For Northern Ireland’s biggest political force, the Democratic Unionist Party, led by Ms. Foster, the situation is particularly delicate. It campaigned for Brexit and opposed a softer version that was proposed by the former British prime minister, Theresa May, only to end up with one that brings exactly what it did not want: a more tangible and visible separation between Northern Ireland and the rest of the United Kingdom.
However, the European Union contributed to the crisis too when it briefly announced in January plans to effectively suspend the protocol by triggering an emergency mechanism in a dispute over vaccine supplies. Though the British government had also threatened to break the treaty over a separate issue — and the European Union reversed its decision within hours — that united Unionists in anger.
“Those few hours on Jan. 29 changed everything,” said Professor Hayward, who added that the decision from Brussels encapsulated Unionist suspicions about the protocol and shifted senior politicians away from grudging acceptance of it to outright opposition.
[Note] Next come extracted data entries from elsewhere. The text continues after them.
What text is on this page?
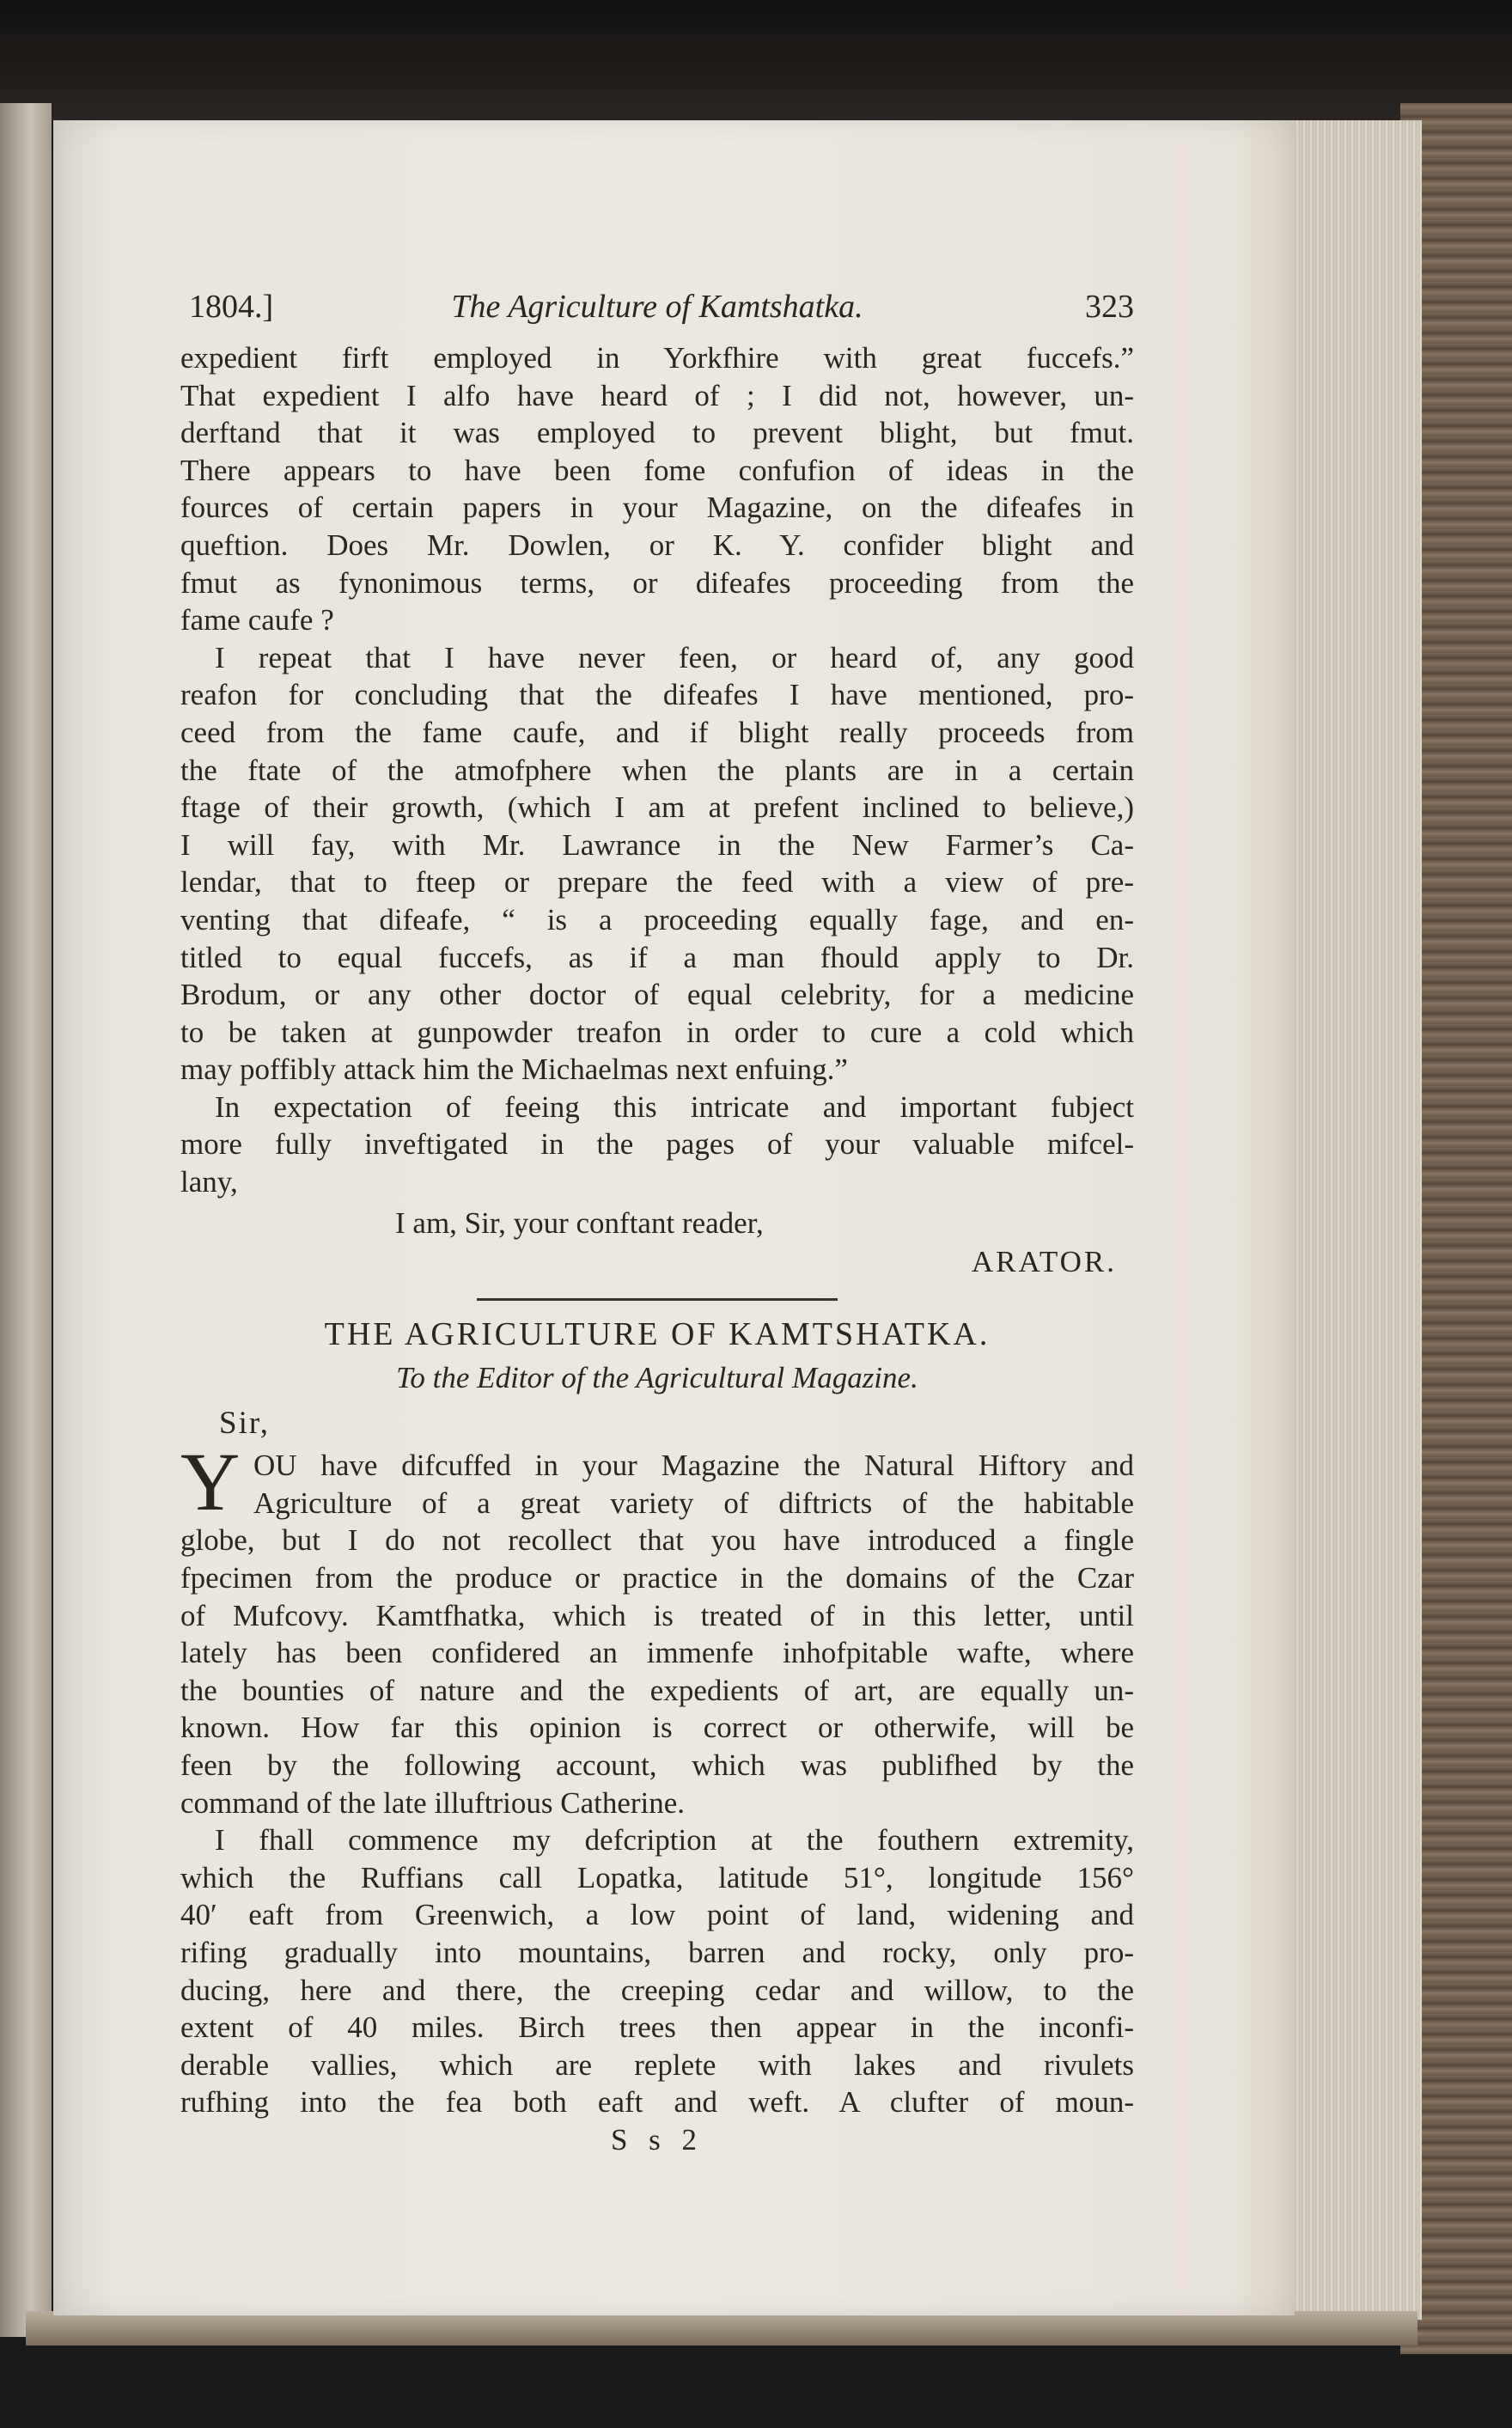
1804.]	The Agriculture of Kamtshatka.	323
expedient firft employed in Yorkfhire with great fuccefs.”
That expedient I alfo have heard of ; I did not, however, un-
derftand that it was employed to prevent blight, but fmut.
There appears to have been fome confufion of ideas in the
fources of certain papers in your Magazine, on the difeafes in
queftion. Does Mr. Dowlen, or K. Y. confider blight and
fmut as fynonimous terms, or difeafes proceeding from the
fame caufe ?
I repeat that I have never feen, or heard of, any good
reafon for concluding that the difeafes I have mentioned, pro-
ceed from the fame caufe, and if blight really proceeds from
the ftate of the atmofphere when the plants are in a certain
ftage of their growth, (which I am at prefent inclined to believe,)
I will fay, with Mr. Lawrance in the New Farmer’s Ca-
lendar, that to fteep or prepare the feed with a view of pre-
venting that difeafe, “ is a proceeding equally fage, and en-
titled to equal fuccefs, as if a man fhould apply to Dr.
Brodum, or any other doctor of equal celebrity, for a medicine
to be taken at gunpowder treafon in order to cure a cold which
may poffibly attack him the Michaelmas next enfuing.”
In expectation of feeing this intricate and important fubject
more fully inveftigated in the pages of your valuable mifcel-
lany,
I am, Sir, your conftant reader,
ARATOR.
THE AGRICULTURE OF KAMTSHATKA.
To the Editor of the Agricultural Magazine.
Sir,
Y OU have difcuffed in your Magazine the Natural Hiftory and
Agriculture of a great variety of diftricts of the habitable
globe, but I do not recollect that you have introduced a fingle
fpecimen from the produce or practice in the domains of the Czar
of Mufcovy. Kamtfhatka, which is treated of in this letter, until
lately has been confidered an immenfe inhofpitable wafte, where
the bounties of nature and the expedients of art, are equally un-
known. How far this opinion is correct or otherwife, will be
feen by the following account, which was publifhed by the
command of the late illuftrious Catherine.
I fhall commence my defcription at the fouthern extremity,
which the Ruffians call Lopatka, latitude 51°, longitude 156°
40′ eaft from Greenwich, a low point of land, widening and
rifing gradually into mountains, barren and rocky, only pro-
ducing, here and there, the creeping cedar and willow, to the
extent of 40 miles. Birch trees then appear in the inconfi-
derable vallies, which are replete with lakes and rivulets
rufhing into the fea both eaft and weft. A clufter of moun-
S s 2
With Unionist support for the protocol disappearing, faith in the police in question, and friction over Brexit between the British and Irish governments, calming the violence could prove hard.
“In the past these things have been mitigated by very careful, well-supported, actions by community workers on the ground, bolstered by the political environment and rhetoric and demonstrations of the success of peace at the very highest levels — including the British-Irish relationship,” said Professor Hayward.
“You look around now,” she added, “and think: All those things are really under pressure.”